あるCMで有名になった東洋医学の特徴である『未病治』について。

以前は『未病』という日本語はなかったそうです。
もともとは、東洋医学においての言葉で、『検査を受けても異常が見つからず病気と診断されないが、健康ともいえない状態のことで、放置すると病気になるだろうと予測される状態をいう場合が多い』そうです。

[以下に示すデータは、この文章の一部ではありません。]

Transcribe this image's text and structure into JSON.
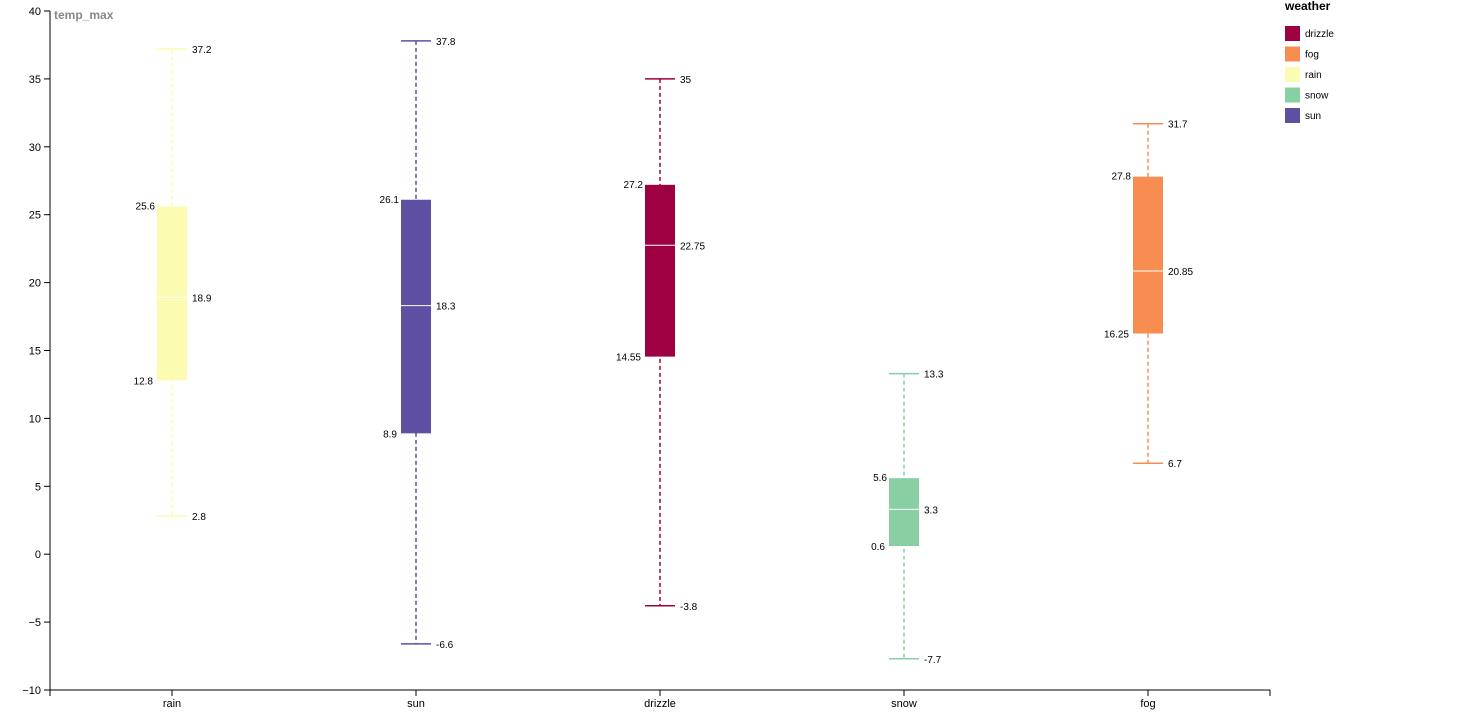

前回も引用した、中国の2000年以上前の古典『黄帝内経』に、

「道理に明るい人は、病気になってから治療方法を講ずるのではなくして、
まだ病いにならないうちに予防する。
国家を治めるのと同じように、騒乱が起こってから、
これを治める方法を研究するのではなくして、
騒乱が発生する前に、未然にこれを防ぐのである。
仮に疾病がすでに発生してしまってから治療したり、
戦乱がすでに起こってから平定するというのであれば、(中略)
それでは、あまりにも遅すぎるのではなかろうか」
(『黄帝内経・素問』四気調神大論編2 P.57・東洋学術出版社)

 

とあります。
耳の痛い方も多いのではないでしょうか?

 

『黄帝内経』には、養生についての記述も多いです。
精神の修養、飲食と生活の調節、環境と気候への適応、肉体の鍛錬などといった具体的な養生法が記されています。

また、別の古典『難経』には、

「上工は未病を治し、中工は已病を治す」ともあります。

養生を通して、病気にならないように生活していくこと。
医者はそれを助けるが、養生するのは本人。

東洋医学の『未病治』。
自分を律して、自分を管理すること。
東洋医学は、“脳の主人”を目指していたんですね~。